これは2月10日、東京・池袋にある同社本店で行われた記者会見で正式に発表されたもので、年度末にあたる3月末までに仕入れ先等に抱えている旧ナコルの負債一切を清算、主力の周辺機器の開発を中心に事業を継続していく方針を明確にした。パチスロ機の製造部門も基本的に“継続”の予定だが、旧ナコルから引き続き代表取締役に就任した滝本仁安社長は、「全防連への再申請までは行いたい」と述べるにとどめ、その後の計画についてはこれから具体策を取り決める考えを示した。全防連への工場登録申請は8月を予定している。
今回の自主解散は同社を傘下に収めるナカバヤシ(株)(東証1部・大証1部上場)の方針によるもの。
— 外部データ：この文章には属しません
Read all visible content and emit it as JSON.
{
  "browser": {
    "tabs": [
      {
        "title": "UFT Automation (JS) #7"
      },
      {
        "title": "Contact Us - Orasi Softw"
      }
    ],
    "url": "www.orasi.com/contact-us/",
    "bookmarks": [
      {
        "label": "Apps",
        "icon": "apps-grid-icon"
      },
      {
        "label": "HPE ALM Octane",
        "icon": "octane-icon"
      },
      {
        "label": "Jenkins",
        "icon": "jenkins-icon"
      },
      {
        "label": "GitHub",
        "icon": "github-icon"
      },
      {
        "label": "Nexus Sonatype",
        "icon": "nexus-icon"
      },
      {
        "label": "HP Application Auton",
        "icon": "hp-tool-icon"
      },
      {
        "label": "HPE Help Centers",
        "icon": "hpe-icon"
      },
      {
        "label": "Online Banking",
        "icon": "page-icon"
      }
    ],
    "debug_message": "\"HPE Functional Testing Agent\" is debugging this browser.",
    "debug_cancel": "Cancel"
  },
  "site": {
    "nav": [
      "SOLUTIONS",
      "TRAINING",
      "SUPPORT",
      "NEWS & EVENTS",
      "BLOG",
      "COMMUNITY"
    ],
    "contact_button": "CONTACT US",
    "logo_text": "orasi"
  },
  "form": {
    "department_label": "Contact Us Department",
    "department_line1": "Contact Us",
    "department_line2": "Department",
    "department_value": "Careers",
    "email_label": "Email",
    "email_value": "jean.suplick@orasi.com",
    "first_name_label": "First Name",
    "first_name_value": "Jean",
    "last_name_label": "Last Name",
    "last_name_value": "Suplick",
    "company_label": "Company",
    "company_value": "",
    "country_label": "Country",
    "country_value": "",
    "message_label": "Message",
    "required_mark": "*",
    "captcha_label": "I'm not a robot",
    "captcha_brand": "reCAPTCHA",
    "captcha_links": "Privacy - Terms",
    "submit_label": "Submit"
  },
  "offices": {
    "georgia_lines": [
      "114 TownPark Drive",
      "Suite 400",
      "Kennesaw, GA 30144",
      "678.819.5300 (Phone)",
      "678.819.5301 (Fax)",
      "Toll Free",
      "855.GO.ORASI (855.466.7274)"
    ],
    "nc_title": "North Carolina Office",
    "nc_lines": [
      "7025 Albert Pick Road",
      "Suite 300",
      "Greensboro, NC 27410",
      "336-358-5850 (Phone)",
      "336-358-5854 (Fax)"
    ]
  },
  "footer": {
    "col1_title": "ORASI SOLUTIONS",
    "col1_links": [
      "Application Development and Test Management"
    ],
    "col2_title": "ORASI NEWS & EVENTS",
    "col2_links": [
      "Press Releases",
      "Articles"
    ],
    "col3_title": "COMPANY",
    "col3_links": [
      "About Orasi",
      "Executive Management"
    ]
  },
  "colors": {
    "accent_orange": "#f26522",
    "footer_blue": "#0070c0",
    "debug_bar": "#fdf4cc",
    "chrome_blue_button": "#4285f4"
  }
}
ナカバヤシでは昨年3月、連結企業の統廃合を進める計画を決めていた。
一方、同日の会見では、今年秋に予定される新紙幣切り替えに対応する新コインサンド『NM−5214/5215』『NM−5214N/5215N』も発表され、4月から販売を開始、年間3万台を目標とする考えが示された。
また新札対応に関連して滝本社長は、同社製の既設機器(台間玉貸機、台間メダル貸機、両替機)が約20万台稼働している点に触れ、「これについては改造で対応することになる」と説明。3〜7月に台間玉貸機および台間メダル貸機への対応を進め、両替機については7〜10月を順次対応するスケジュールを発表した。対応が段階的になったのは、5000円紙幣の新札造幣が当初予定より遅れることが明らかになったため。
今後の新製品にはついては従来どおりナカバヤシの松江工場を生産拠点とするほか、部品供給ではナカバヤシに加え、三洋電機(株)、長崎菱電テクニカ(株)、松下電子部品(株)の計4社と基本取引契約書を締結していることを発表した。
滝本社長は、「新生ナコルとして事業継続を決意したのもこの20万台にのぼる当社製機器への新札対応問題が残されていたため。市場を混乱させてはならないと考えた」と強調した。